Sementara di pertemuan (patimuan) antara sungai Citanduy dan sungai Citarum terdapat sepasang suami istri yang sering memasang bubu keramba dari bambu untuk memerangkap ikan. Setiap pagi mereka rutin memeriksanya dan kali ini betapa terkejutnya mereka setelah melihat bukan ikan yang didapat, melainkan keranda emas tersangkut pada bubu keramba tersebut.

"Nyi Iteng, akang sudah lelah. Bukannya ikan yang dimakan, ini malah keranda yang datang."

Dia adalah Kabayan dan istrinya bernama Iteng.
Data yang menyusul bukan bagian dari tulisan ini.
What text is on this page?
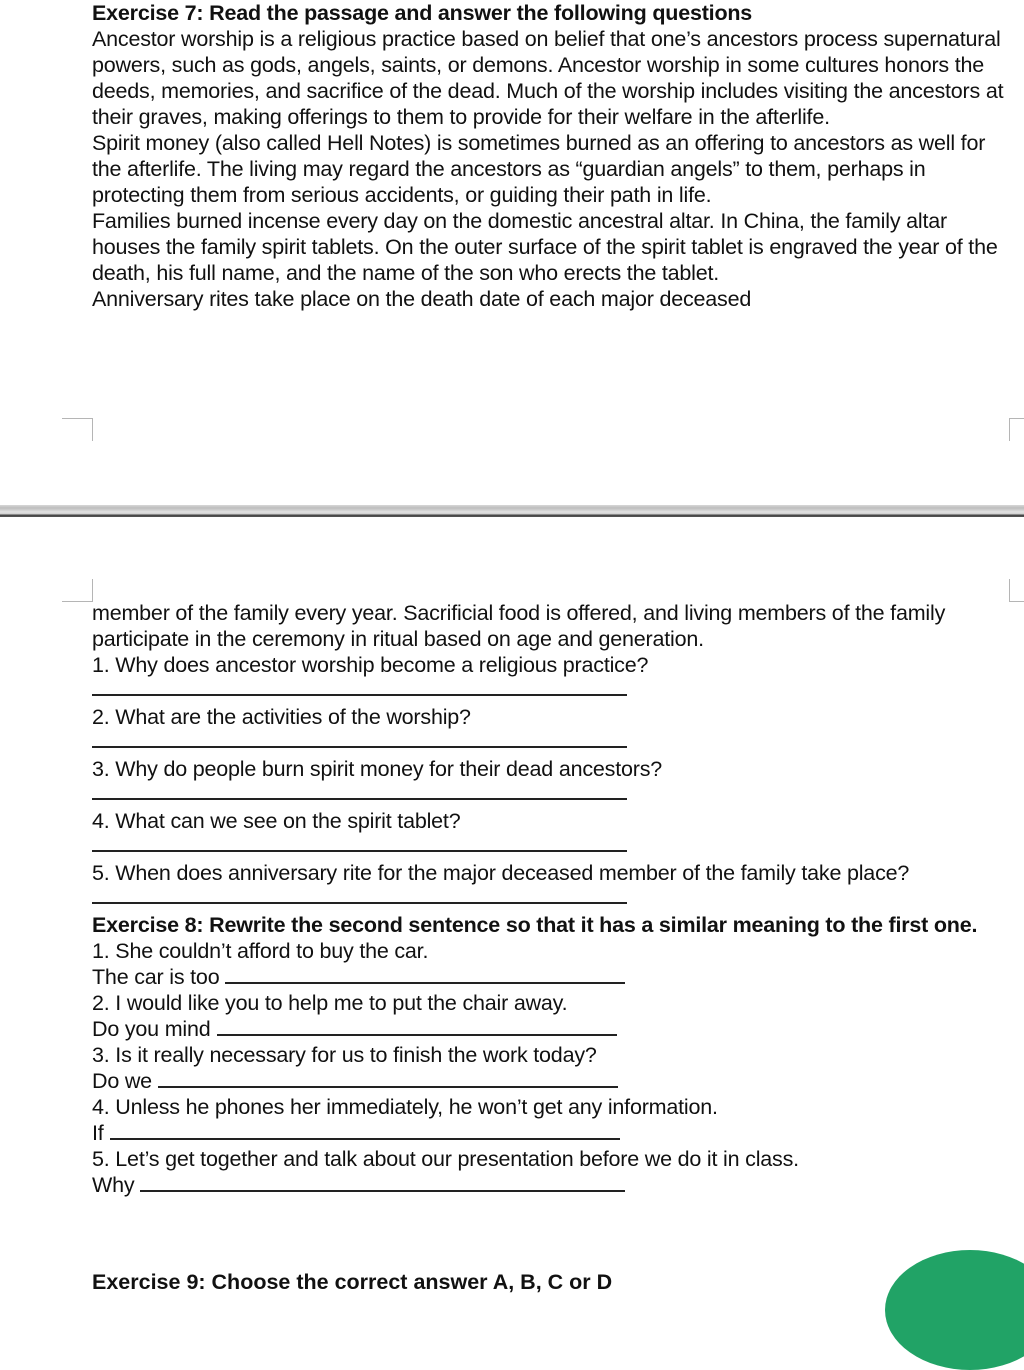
Exercise 7: Read the passage and answer the following questions

Ancestor worship is a religious practice based on belief that one’s ancestors process supernatural powers, such as gods, angels, saints, or demons. Ancestor worship in some cultures honors the deeds, memories, and sacrifice of the dead. Much of the worship includes visiting the ancestors at their graves, making offerings to them to provide for their welfare in the afterlife.

Spirit money (also called Hell Notes) is sometimes burned as an offering to ancestors as well for the afterlife. The living may regard the ancestors as “guardian angels” to them, perhaps in protecting them from serious accidents, or guiding their path in life.

Families burned incense every day on the domestic ancestral altar. In China, the family altar houses the family spirit tablets. On the outer surface of the spirit tablet is engraved the year of the death, his full name, and the name of the son who erects the tablet.

Anniversary rites take place on the death date of each major deceased

member of the family every year. Sacrificial food is offered, and living members of the family participate in the ceremony in ritual based on age and generation.

1. Why does ancestor worship become a religious practice?

2. What are the activities of the worship?

3. Why do people burn spirit money for their dead ancestors?

4. What can we see on the spirit tablet?

5. When does anniversary rite for the major deceased member of the family take place?

Exercise 8: Rewrite the second sentence so that it has a similar meaning to the first one.

1. She couldn’t afford to buy the car.

The car is too

2. I would like you to help me to put the chair away.

Do you mind

3. Is it really necessary for us to finish the work today?

Do we

4. Unless he phones her immediately, he won’t get any information.

If

5. Let’s get together and talk about our presentation before we do it in class.

Why

Exercise 9: Choose the correct answer A, B, C or D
Mereka berdua telah lama tinggal di daerah tersebut, karena tanah di sana adalah warisan dari nenek buyutnya secara turun-temurun.

"Sabar kang, buka dulu atuh, jangan-jangan itu peti harta karun." imbuh Iteng.

"Halah.. sok tahu pisan nyi Iteng mah."

Setelah Kabayan memutuskan untuk mengambil keranda dengan susah payah, Kabayan segera membuka keranjang tersebut untuk melihat apa isi yang membuat dirinya dan Iteng penasaran. Namun, mereka kembali dikejutkan dengan kehadiran seorang bayi laki-laki yang sangat lucu dan tampan. Mereka saling pandang dan tersenyum kemudian. Tidak ada kata yang terungkap untuk mengekspresikan rasa bahagia mereka saat ini, keduanya hanya memperbanyak ucapan syukur sembari membawa bayi itu pulang.

Sedangkan satu butir telur ayam yang berada di samping bayi laki-laki tersebut disimpannya untuk kemudian diserahkan kepada seekor naga yang bernama Nagawiru di gunung Padang untuk dierami. Naga tersebut bukanlah Naga sembarangan. Nagawiru adalah makhluk jelmaan dari Prabu Permana Di Kusuma, raja Galuh yang dibunuh oleh Prabu Barma.

Waktu tanpa terasa terus berjalan, bayi laki-laki itu tumbuh menjadi anak remaja yang sangat tampan, cerdas, gagah dan pemberani. Kabayan dan Iteng setuju memberikan nama anak itu Ciung Wanara. Kesepakatan yang mufakat setelah memperhatikan banyak burung Ciung dan monyet Wanara di sekitar mereka.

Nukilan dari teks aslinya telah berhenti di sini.